Retrospective analysis of 2004 to 2007 data for 694 US hospitals participating in the CathPCI Registry?. Our analysis focused on 1,113,554 patients who underwent PCI in 471 not-for-profit (NFP) hospitals, 131 major teaching hospitals, 79 for-profit (FP) hospitals, and 13 physician-owned specialty hospitals. Outcomes included in-hospital mortality, stroke, bleeding, vascular injury, and a composite representing one or more of the individual complications. We used the current CathPCI Registry mortality risk model to calculate risk-standardized mortality ratios (RSMRs) for each category of hospital and compared hospital groupings for all patients in aggregate and in subgroups stratified by patients' indications for PCI.
Patients treated in major teaching hospitals were younger, whereas FP hospitals performed a greater proportion of PCI for patients with ST-elevation myocardial infarction (P < .0001). Specialty hospitals treated patients with less acuity, including a lower proportion of patients with ST-elevation myocardial infarction. In unadjusted analyses, specialty hospitals had significantly lower rates of all adverse outcomes compared with NFP, teaching, and FP hospitals including in-hospital mortality (0.7 % , 1.2 % , 1.4 % , and 1.4 % , respectively; P < .001) and the composite end point (2.4 % , 4.1 % , 4.6 % , and 4.3 % , respectively; P < .001).
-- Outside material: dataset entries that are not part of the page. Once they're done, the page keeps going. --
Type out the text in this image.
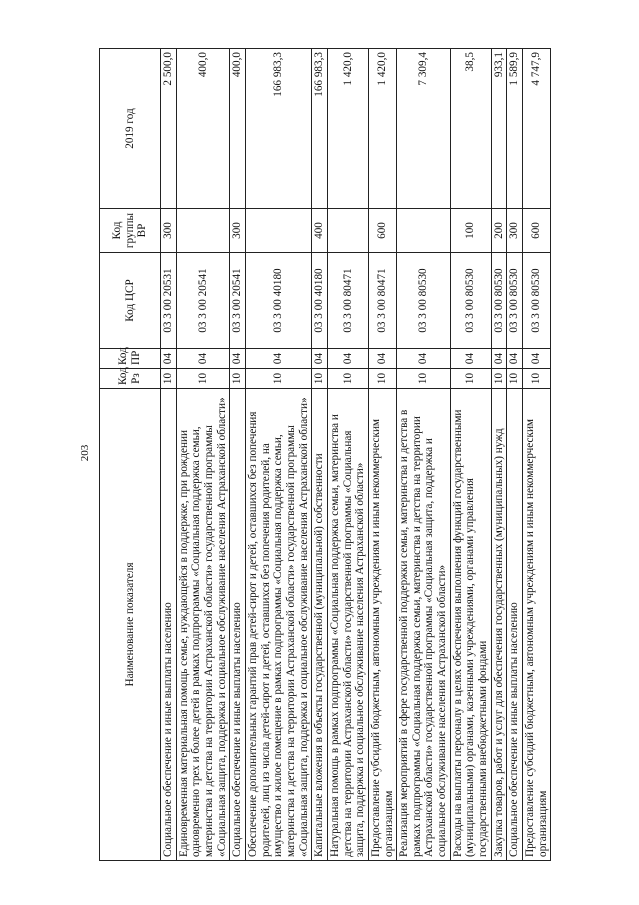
203
Наименование показателя	Код Рз	Код ПР	Код ЦСР	Код группы ВР	2019 год
Социальное обеспечение и иные выплаты населению	10	04	03 3 00 20531	300	2 500,0
Единовременная материальная помощь семье, нуждающейся в поддержке, при рождении одновременно трех и более детей в рамках подпрограммы «Социальная поддержка семьи, материнства и детства на территории Астраханской области» государственной программы «Социальная защита, поддержка и социальное обслуживание населения Астраханской области»	10	04	03 3 00 20541		400,0
Социальное обеспечение и иные выплаты населению	10	04	03 3 00 20541	300	400,0
Обеспечение дополнительных гарантий прав детей-сирот и детей, оставшихся без попечения родителей, лиц из числа детей-сирот и детей, оставшихся без попечения родителей, на имущество и жилое помещение в рамках подпрограммы «Социальная поддержка семьи, материнства и детства на территории Астраханской области» государственной программы «Социальная защита, поддержка и социальное обслуживание населения Астраханской области»	10	04	03 3 00 40180		166 983,3
Капитальные вложения в объекты государственной (муниципальной) собственности	10	04	03 3 00 40180	400	166 983,3
Натуральная помощь в рамках подпрограммы «Социальная поддержка семьи, материнства и детства на территории Астраханской области» государственной программы «Социальная защита, поддержка и социальное обслуживание населения Астраханской области»	10	04	03 3 00 80471		1 420,0
Предоставление субсидий бюджетным, автономным учреждениям и иным некоммерческим организациям	10	04	03 3 00 80471	600	1 420,0
Реализация мероприятий в сфере государственной поддержки семьи, материнства и детства в рамках подпрограммы «Социальная поддержка семьи, материнства и детства на территории Астраханской области» государственной программы «Социальная защита, поддержка и социальное обслуживание населения Астраханской области»	10	04	03 3 00 80530		7 309,4
Расходы на выплаты персоналу в целях обеспечения выполнения функций государственными (муниципальными) органами, казенными учреждениями, органами управления государственными внебюджетными фондами	10	04	03 3 00 80530	100	38,5
Закупка товаров, работ и услуг для обеспечения государственных (муниципальных) нужд	10	04	03 3 00 80530	200	933,1
Социальное обеспечение и иные выплаты населению	10	04	03 3 00 80530	300	1 589,9
Предоставление субсидий бюджетным, автономным учреждениям и иным некоммерческим организациям	10	04	03 3 00 80530	600	4 747,9
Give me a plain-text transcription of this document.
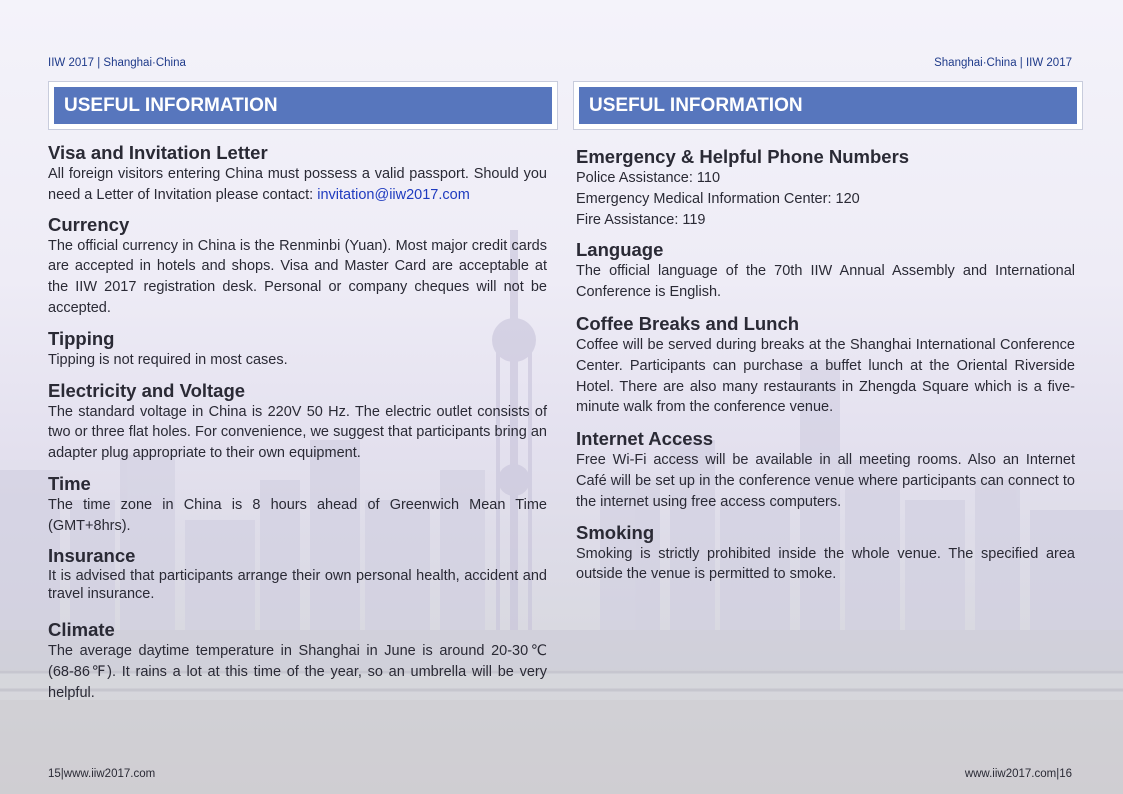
IIW 2017 | Shanghai·China	Shanghai·China | IIW 2017
USEFUL INFORMATION	USEFUL INFORMATION
Visa and Invitation Letter

All foreign visitors entering China must possess a valid passport. Should you need a Letter of Invitation please contact: invitation@iiw2017.com

Currency

The official currency in China is the Renminbi (Yuan). Most major credit cards are accepted in hotels and shops. Visa and Master Card are acceptable at the IIW 2017 registration desk. Personal or company cheques will not be accepted.

Tipping

Tipping is not required in most cases.

Electricity and Voltage

The standard voltage in China is 220V 50 Hz. The electric outlet consists of two or three flat holes. For convenience, we suggest that participants bring an adapter plug appropriate to their own equipment.

Time

The time zone in China is 8 hours ahead of Greenwich Mean Time (GMT+8hrs).

Insurance

It is advised that participants arrange their own personal health, accident and travel insurance.

Climate

The average daytime temperature in Shanghai in June is around 20-30℃ (68-86℉). It rains a lot at this time of the year, so an umbrella will be very helpful.

Emergency & Helpful Phone Numbers

Police Assistance: 110

Emergency Medical Information Center: 120

Fire Assistance: 119

Language

The official language of the 70th IIW Annual Assembly and International Conference is English.

Coffee Breaks and Lunch

Coffee will be served during breaks at the Shanghai International Conference Center. Participants can purchase a buffet lunch at the Oriental Riverside Hotel. There are also many restaurants in Zhengda Square which is a five-minute walk from the conference venue.

Internet Access

Free Wi-Fi access will be available in all meeting rooms. Also an Internet Café will be set up in the conference venue where participants can connect to the internet using free access computers.

Smoking

Smoking is strictly prohibited inside the whole venue. The specified area outside the venue is permitted to smoke.

15|www.iiw2017.com	www.iiw2017.com|16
In adjusted analyses, RSMR was significantly lower for specialty hospitals when compared with the other 3 groups for all patients in aggregate (RSMR 1.05 % , 1.30 % , 1.38 % , 1.39 % ; P < .001); these differences remained clinically significant but were no longer statistically significant in subgroup analyses.
Specialty hospitals appear to have lower rates of most adverse outcomes for PCI. Specialty hospitals may have developed expertise in narrow procedural areas that could be adapted to the larger population of general hospitals.